In Bangladesh, pico-solar use is still at an early stage, but the market for larger solar home systems, most of which have solar modules ranging from about 20 to 60 peak watts, is the largest in the world. Over the past decade, over 3.5 million solar home systems have been sold in Bangladesh through the Infrastructure Development Company Limited (IDCOL) program. In 2014, sales through the IDCOL framework averaged sixty thousand systems per month. This innovative and successful program builds on Bangladesh’s existing micro-lending financial institutions to enable sales of household solar systems to rural families under reasonably favorable loan terms. Going forward, solar home systems markets in Bangladesh and elsewhere stand to benefit from increased availability of super-efficient direct current (DC) appliances and sales models that utilize mobile banking and other forms of information and communication technology to help make solar systems more affordable.

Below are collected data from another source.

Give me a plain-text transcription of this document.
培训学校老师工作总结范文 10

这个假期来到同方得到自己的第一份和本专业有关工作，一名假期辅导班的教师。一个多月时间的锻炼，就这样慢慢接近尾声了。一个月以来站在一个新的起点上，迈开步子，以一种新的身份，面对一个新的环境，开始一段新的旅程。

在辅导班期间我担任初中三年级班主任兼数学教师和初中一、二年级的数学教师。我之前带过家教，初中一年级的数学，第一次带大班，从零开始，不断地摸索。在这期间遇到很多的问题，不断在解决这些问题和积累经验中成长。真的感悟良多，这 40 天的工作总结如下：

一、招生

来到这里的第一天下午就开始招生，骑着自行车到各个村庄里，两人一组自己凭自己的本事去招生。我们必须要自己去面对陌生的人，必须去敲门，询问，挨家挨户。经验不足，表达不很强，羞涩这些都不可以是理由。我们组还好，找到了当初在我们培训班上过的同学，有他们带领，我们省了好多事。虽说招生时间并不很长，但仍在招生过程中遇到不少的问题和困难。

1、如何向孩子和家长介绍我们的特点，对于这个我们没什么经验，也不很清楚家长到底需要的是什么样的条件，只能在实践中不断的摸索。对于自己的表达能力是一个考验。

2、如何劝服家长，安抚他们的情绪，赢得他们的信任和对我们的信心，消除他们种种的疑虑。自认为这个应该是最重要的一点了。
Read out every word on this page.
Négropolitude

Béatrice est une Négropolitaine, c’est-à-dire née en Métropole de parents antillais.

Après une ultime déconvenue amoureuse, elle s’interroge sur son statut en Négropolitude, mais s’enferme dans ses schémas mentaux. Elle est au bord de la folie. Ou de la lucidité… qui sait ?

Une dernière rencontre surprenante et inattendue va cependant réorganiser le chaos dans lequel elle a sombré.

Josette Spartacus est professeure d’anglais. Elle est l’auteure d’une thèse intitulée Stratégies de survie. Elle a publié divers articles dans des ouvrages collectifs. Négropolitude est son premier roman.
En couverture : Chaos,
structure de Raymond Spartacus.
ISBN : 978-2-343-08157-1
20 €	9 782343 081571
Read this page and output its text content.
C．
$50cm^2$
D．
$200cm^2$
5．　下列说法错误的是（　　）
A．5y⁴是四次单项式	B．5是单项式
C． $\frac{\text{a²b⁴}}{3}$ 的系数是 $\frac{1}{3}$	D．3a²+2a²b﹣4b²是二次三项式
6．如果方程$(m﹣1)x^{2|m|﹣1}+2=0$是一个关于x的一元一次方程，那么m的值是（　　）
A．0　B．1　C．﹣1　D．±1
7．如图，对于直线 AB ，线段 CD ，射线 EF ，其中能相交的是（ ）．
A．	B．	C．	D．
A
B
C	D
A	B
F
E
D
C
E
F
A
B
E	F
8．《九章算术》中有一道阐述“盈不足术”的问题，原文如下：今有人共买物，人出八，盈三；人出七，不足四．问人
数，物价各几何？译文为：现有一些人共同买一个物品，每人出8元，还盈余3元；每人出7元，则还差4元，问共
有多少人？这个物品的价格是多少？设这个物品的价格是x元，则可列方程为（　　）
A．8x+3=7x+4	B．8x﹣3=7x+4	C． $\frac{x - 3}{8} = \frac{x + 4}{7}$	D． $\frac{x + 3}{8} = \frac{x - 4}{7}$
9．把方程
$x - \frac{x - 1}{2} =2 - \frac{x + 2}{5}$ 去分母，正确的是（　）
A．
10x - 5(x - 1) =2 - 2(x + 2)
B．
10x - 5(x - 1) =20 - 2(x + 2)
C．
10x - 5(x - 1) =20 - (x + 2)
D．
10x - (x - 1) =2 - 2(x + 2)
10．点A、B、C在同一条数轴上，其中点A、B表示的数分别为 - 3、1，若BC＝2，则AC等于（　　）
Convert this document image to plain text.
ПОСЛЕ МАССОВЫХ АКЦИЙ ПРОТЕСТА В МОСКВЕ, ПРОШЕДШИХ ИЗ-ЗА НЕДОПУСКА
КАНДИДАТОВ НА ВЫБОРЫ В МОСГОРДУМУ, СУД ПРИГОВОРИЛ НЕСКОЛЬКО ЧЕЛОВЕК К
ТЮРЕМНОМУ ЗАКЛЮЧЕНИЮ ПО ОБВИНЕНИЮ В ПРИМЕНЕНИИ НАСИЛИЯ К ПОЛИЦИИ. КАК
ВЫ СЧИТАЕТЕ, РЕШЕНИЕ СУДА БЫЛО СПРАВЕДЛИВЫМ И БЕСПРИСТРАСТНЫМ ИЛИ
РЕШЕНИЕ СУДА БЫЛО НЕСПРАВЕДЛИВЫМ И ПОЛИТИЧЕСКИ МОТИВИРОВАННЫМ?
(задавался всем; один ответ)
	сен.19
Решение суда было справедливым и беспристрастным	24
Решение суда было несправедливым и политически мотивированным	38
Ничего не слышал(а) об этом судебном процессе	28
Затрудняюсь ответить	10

SERC continues to contribute to development of the off-grid solar sector by leading implementation of the Lighting Global quality assurance program. As noted in Meg Harper’s article, we are currently collaborating with colleagues from the Fraunhofer Institute for Solar Energy Systems in Germany to expand the existing quality assurance framework, which focuses on pico-solar products, to include larger solar home system kits (i.e. systems with solar modules rated at up to 100 peak watts). While the focus of our visit to Germany was on off-grid solar, the topic of grid-based solar use came up regularly. Germany has been a leader in solar photovoltaic (PV) technology adoption, in large part due to aggressive government policies in support of the sector. In 2014, Germany generated 6.9% of its electricity from solar PV systems, and on a few particular days more than 50% of its electricity came from solar power. However, in the last few years, Germany has reduced its support for adoption of solar PV, and sales have dropped rapidly from their peak of 7.6 GW of installed capacity in 2012 to about 3 GW in 2014. Nonetheless, we all owe Germany for their leadership in generating demand for solar and therefore in helping to reduce the cost of PV modules and associated equipment. The precipitous decline in solar module prices over the past decade is due in no small part to Germany’s aggressive pro-PV policies during that period.
Back at home in California, solar PV utilization continues to grow. In 2014, solar technology accounted for over 5% of electricity generation, up sharply from about 2% in 2013. As we work to support continued development of the solar industry across all of these countries, we should seek to ensure a positive and stable regulatory and market environment wherever possible.